Three highly controversial proposals have been dropped from consideration, but state securities regulators still worry about several remaining proposals, including one that would prohibit states from pursuing securities law violators if federal or other regulators have taken previous action against them.
Senate Banking, Housing and Urban Affairs Committee Chairman Phil Gramm, R-Texas, sought industry input in drafting the Securities Markets Enhancement Act of 1999. The SIA, in May, submitted its recommendations.
One of the SIA's recommendations would do away with duplicate fines where "multiple regulators bring duplicative cases based on the same underlying conduct merely to extract a financial payment unrelated to investor protection."
The North American Securities Administrators' Association (NASAA) counters that this proposal pre-empts state authority to punish offenders and is similar to a punitive damage cap.

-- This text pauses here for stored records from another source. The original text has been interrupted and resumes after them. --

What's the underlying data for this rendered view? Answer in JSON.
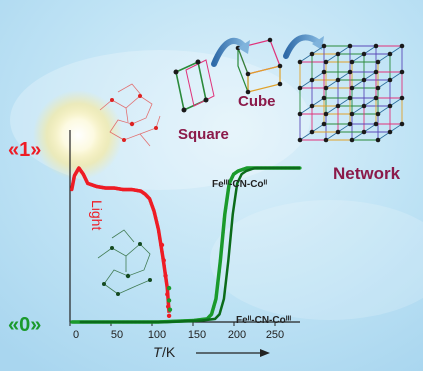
{
  "labels": {
    "state_high": "«1»",
    "state_low": "«0»",
    "light": "Light",
    "square": "Square",
    "cube": "Cube",
    "network": "Network",
    "axis_T": "T",
    "axis_unit": "/K"
  },
  "colors": {
    "red": "#ee1c25",
    "green": "#1a9a2c",
    "dark_green": "#0b6b1a",
    "purple": "#8b1a4a",
    "sky": "#9fd2ee"
  },
  "chart_data": {
    "type": "line",
    "xlabel": "T /K",
    "xlim": [
      0,
      260
    ],
    "x_ticks": [
      "0",
      "50",
      "100",
      "150",
      "200",
      "250"
    ],
    "ylim": [
      0,
      1
    ],
    "y_ticks": [
      "«0»",
      "«1»"
    ],
    "annotations": [
      "Light",
      "Feᴵᴵᴵ-CN-Coᴵᴵ",
      "Feᴵᴵ-CN-Coᴵᴵᴵ"
    ],
    "series": [
      {
        "name": "Feᴵᴵᴵ-CN-Coᴵᴵ",
        "color": "#ee1c25",
        "x": [
          2,
          5,
          10,
          15,
          20,
          30,
          40,
          50,
          60,
          70,
          80,
          85,
          90,
          95,
          100,
          105,
          110,
          112
        ],
        "y": [
          0.86,
          0.95,
          1.0,
          0.96,
          0.9,
          0.88,
          0.87,
          0.87,
          0.86,
          0.86,
          0.85,
          0.83,
          0.8,
          0.72,
          0.6,
          0.42,
          0.22,
          0.06
        ]
      },
      {
        "name": "Feᴵᴵ-CN-Coᴵᴵᴵ",
        "color": "#1a9a2c",
        "x": [
          2,
          50,
          100,
          140,
          155,
          160,
          165,
          170,
          175,
          180,
          185,
          190,
          200,
          230,
          260
        ],
        "y": [
          0.0,
          0.0,
          0.0,
          0.01,
          0.02,
          0.05,
          0.15,
          0.4,
          0.7,
          0.9,
          0.96,
          0.98,
          1.0,
          1.0,
          1.0
        ]
      }
    ]
  }
}
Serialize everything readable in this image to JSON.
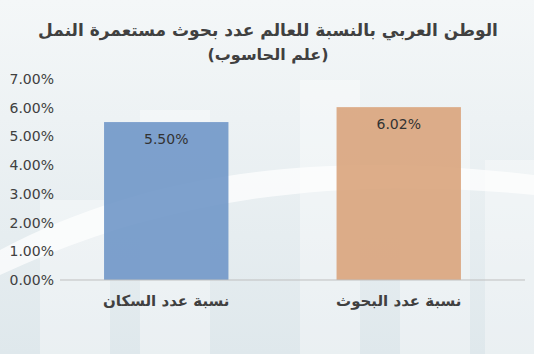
{
  "chart_data": {
    "type": "bar",
    "title": "الوطن العربي بالنسبة للعالم عدد بحوث مستعمرة النمل",
    "subtitle": "(علم الحاسوب)",
    "categories": [
      "نسبة عدد السكان",
      "نسبة عدد البحوث"
    ],
    "values": [
      5.5,
      6.02
    ],
    "value_labels": [
      "5.50%",
      "6.02%"
    ],
    "colors": [
      "#7097c8",
      "#d9a47c"
    ],
    "ylim": [
      0,
      7
    ],
    "yticks": [
      {
        "value": 0,
        "label": "0.00%"
      },
      {
        "value": 1,
        "label": "1.00%"
      },
      {
        "value": 2,
        "label": "2.00%"
      },
      {
        "value": 3,
        "label": "3.00%"
      },
      {
        "value": 4,
        "label": "4.00%"
      },
      {
        "value": 5,
        "label": "5.00%"
      },
      {
        "value": 6,
        "label": "6.00%"
      },
      {
        "value": 7,
        "label": "7.00%"
      }
    ],
    "grid": false,
    "data_labels": true
  }
}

In late July, Gramm and members of the securities subcommittee dropped three controversial SIA proposals from consideration. They were: a recommendation to eliminate individual state licensing of brokers, except if the broker had a place of business located in the state; a plan to designate a single self-regulatory organization to examine firms; and a recommendation to prohibit states from establishing broker or dealer registration requirements that differ from, or are in addition to, those of the SEC.

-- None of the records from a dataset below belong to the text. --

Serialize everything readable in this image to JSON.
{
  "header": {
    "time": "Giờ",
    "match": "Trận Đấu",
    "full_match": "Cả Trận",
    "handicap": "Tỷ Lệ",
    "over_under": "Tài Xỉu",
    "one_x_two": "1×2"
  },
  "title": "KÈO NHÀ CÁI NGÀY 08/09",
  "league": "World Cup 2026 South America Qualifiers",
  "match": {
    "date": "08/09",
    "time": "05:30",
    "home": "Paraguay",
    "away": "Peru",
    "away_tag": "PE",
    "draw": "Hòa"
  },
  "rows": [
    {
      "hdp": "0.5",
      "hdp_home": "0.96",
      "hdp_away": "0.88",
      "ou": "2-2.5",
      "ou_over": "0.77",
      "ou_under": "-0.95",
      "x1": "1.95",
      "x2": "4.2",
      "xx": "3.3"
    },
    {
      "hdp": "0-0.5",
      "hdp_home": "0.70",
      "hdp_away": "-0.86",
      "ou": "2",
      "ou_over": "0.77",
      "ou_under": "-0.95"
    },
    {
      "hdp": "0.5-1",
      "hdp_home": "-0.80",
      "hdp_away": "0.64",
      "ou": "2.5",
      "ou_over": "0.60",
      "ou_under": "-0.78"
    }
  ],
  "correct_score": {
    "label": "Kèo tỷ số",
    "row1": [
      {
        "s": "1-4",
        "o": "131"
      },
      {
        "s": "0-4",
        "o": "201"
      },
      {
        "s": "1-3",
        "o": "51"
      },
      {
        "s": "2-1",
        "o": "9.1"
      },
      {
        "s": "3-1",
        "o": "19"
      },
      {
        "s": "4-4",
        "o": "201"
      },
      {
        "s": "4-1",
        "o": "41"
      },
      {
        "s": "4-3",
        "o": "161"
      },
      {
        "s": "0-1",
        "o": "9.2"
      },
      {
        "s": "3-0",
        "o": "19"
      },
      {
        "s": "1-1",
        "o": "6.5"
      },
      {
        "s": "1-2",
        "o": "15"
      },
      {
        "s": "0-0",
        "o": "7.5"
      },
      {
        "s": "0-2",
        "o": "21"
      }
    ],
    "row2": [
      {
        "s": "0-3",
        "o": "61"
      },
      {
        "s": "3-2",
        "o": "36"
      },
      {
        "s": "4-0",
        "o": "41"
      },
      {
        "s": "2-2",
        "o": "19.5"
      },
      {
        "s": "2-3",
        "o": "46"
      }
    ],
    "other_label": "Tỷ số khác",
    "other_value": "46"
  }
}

Gramm says the provisions would have doomed the bill. "It has been our goal from the beginning to produce legislation that enjoys wide support," he said in a press statement.

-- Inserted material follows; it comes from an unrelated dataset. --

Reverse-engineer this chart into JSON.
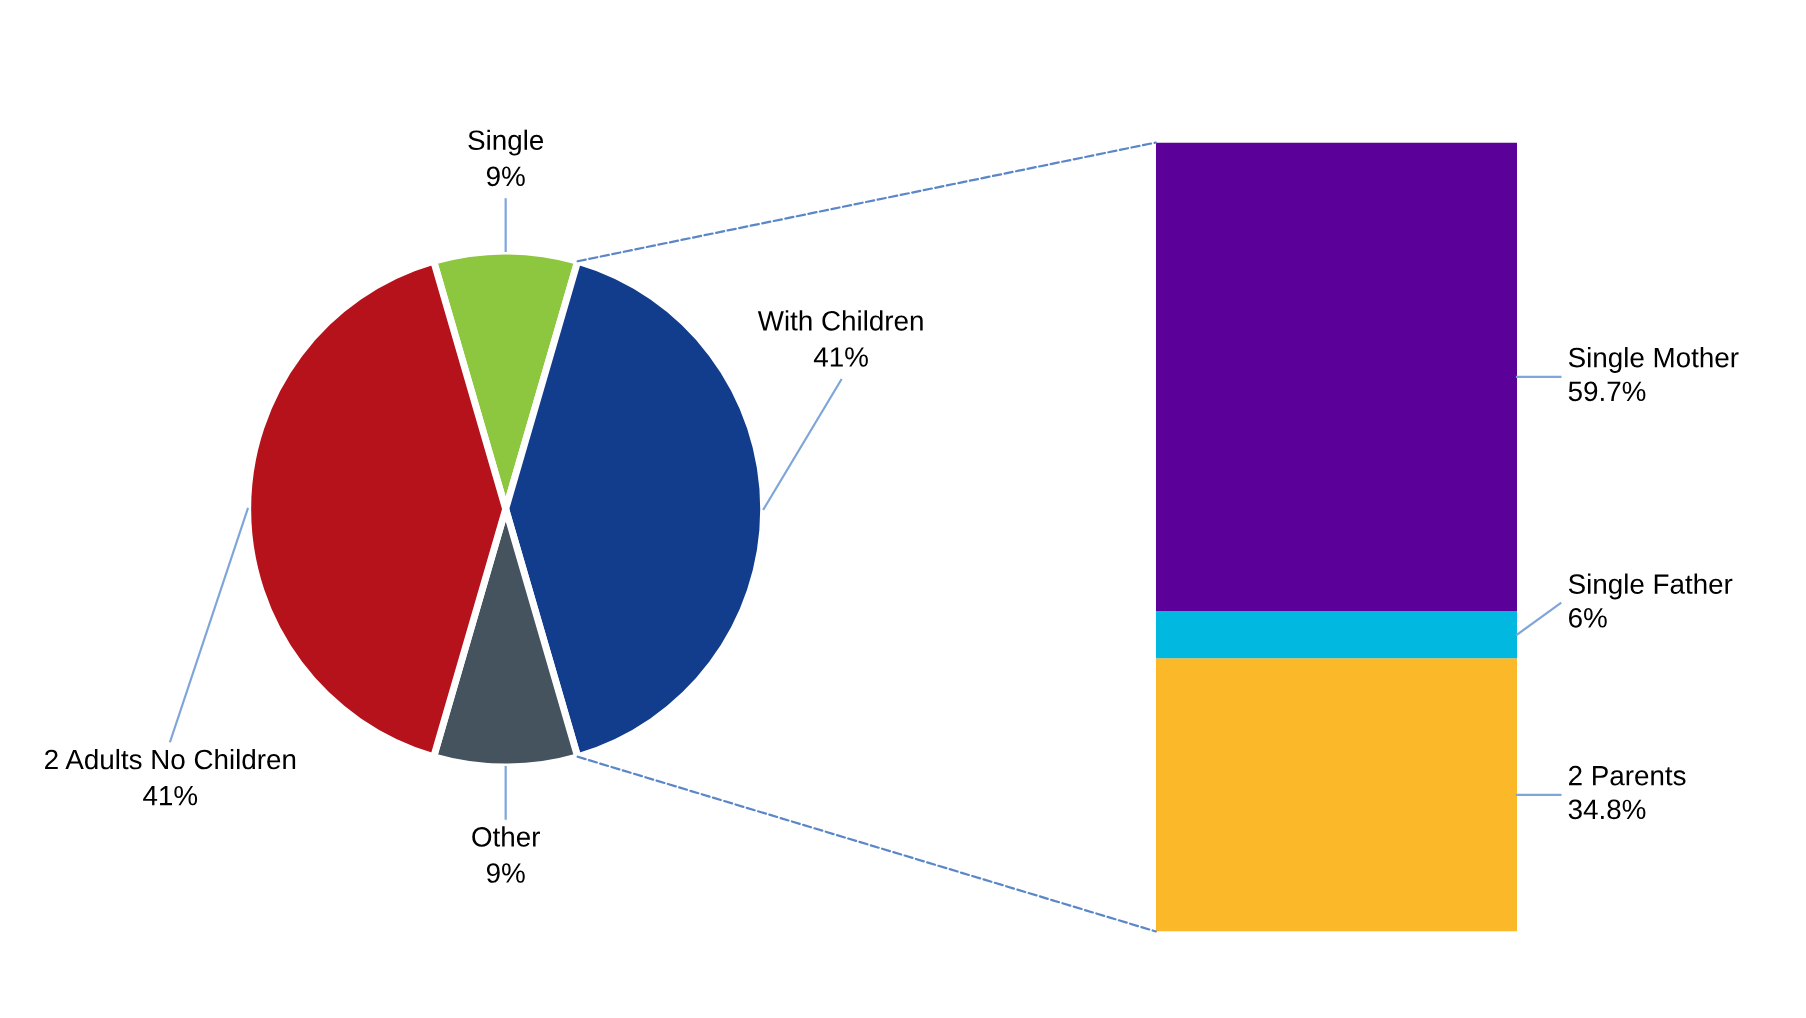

Still, state securities regulators are suspicious about remaining recommendations. Another SIA proposal would eliminate state filing of disciplinary information "as long as complete disciplinary and other disclosure records are readily available to the state ... through a national securities association registered with the Securities and Exchange Commission," the SIA proposal states.
The SIA claims that this would allow for the correction of erroneous information.
State regulators, however, view the proposal as an end-run around state open-records laws. "This could be quite controversial," says NASAA's Marc Beauchamp. "The SIA is essentially saying to states: 'Let the NASD run the CRD. Stay out of it--it's not your record.'" The NASD provides only an abbreviated edited version of the CRD, he says. "States wonder what governs the NASD's editing process."
State regulators are finding some support. "We do not think state securities law should be pre-empted," says Wayne Howell, chief of staff to Sen. Max Cleland, D-Ga., a former state securities regulator. "State securities regulation serves a formidable investor protection purpose in each state."
At press time, the Senate Banking Committee planned to have hearings in Washington, D.C., on the bill as early as September.